NaBloPoMo 2016, Letters to Patients, Day 24
To Patients Who Feel Lukewarm About Thanksgiving:
I’m with ya.
Not that I have anything against Thanksgiving… I just have difficulty pouring forth a great gush of gratitude every fourth Thursday of November for a national holiday. I thought this week it was just because of the tensions of the year, but looking back, I’ve never really loved this day. I feel sheepish to write it, like people will think less of me. Then again, something tells me I might not be the only one?
Yesterday I shared the most eloquent treatise on gratitude I have ever read, and I believe every word. I try to live the premise every day—to pay attention and feel gratitude at the deepest cosmic level, connected to everything in the universe. I marvel every day at all that I have, all that I am privileged to witness and do—to live this life, so full of learning and connection. Today I’m supposed to summon and articulate all that moves me to thankfulness… Why do I resist?
I imagine many would read this and think, “Wow, she is so ungrateful,” or maybe un-American? I think most people who know me would disagree. And those who know and love me best would hold the space with me to explore the curiosity of it all, without judging me for it or trying to ‘fix’ it. And I’m ever so grateful for them, because I’m not sure it’s something that needs to be ‘fixed.’

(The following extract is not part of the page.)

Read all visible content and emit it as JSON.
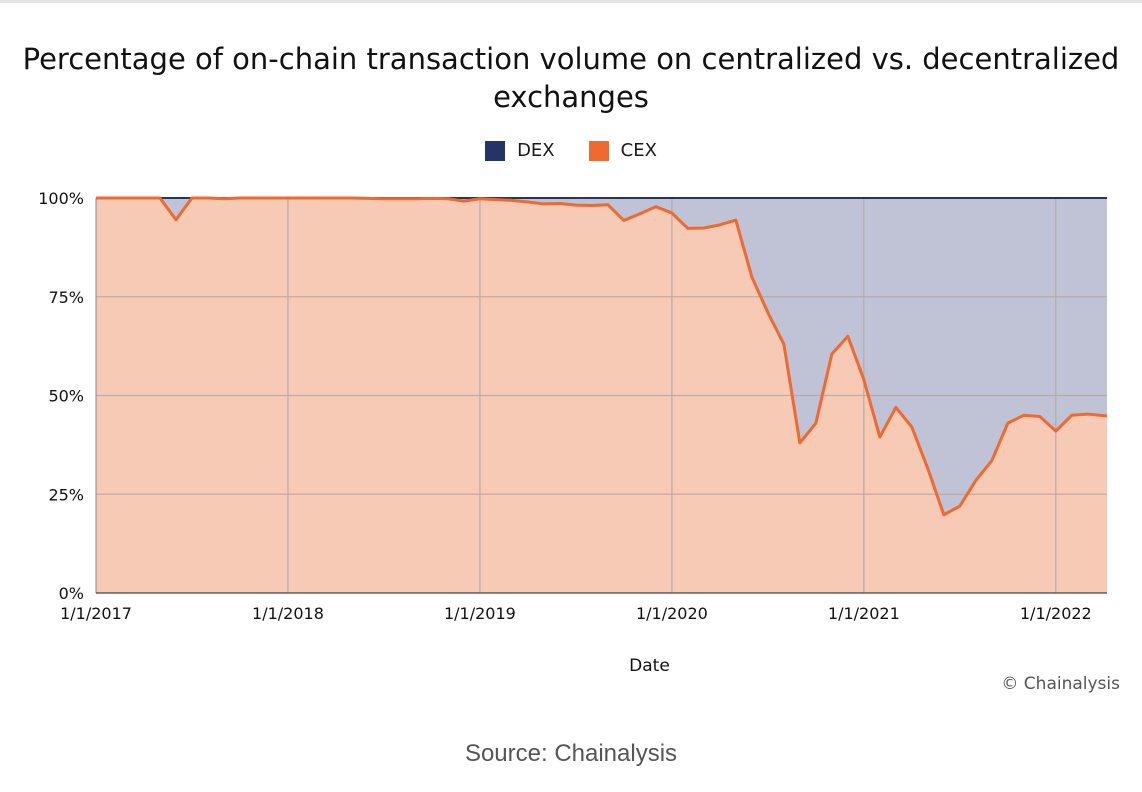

I think it’s okay to feel not particularly grateful today, no more than any other day. I also think it’s okay to feel especially grateful on this day, significantly more than any other day. What’s not okay—what I see causing so many people to suffer—is when we shame others for thinking and feeling differently from us. We physicians do this more than we realize, I think. When patients don’t seem to take blood pressure, diabetes, obesity, or flu as seriously as we do, we can get very judgmental. When they have different ideas about what will make them better (natural supplements, unusual diets, acupuncture, shamanic journeying, homeopathy), we can become positively hostile. This is rarely helpful.
So if you, like me, are not particularly into Thanksgiving, and/or if you don’t subscribe to all conventional wisdom around certain things medical, I will try to withhold judgment. I am indeed grateful for the chance to gather and enjoy one another’s company this week. I don’t advertise my apathy for the holiday, as that would diminish others’ joy—and that would be antithetical to my core values. I also appreciate the freedom to celebrate modestly rather than exuberantly. I respect your right to choose therapies according to your values and beliefs, as long as your choices do not harm others.
I’ll continue to explore my relative indifference toward Thanksgiving. Thank you for not trying to make me feel bad for it.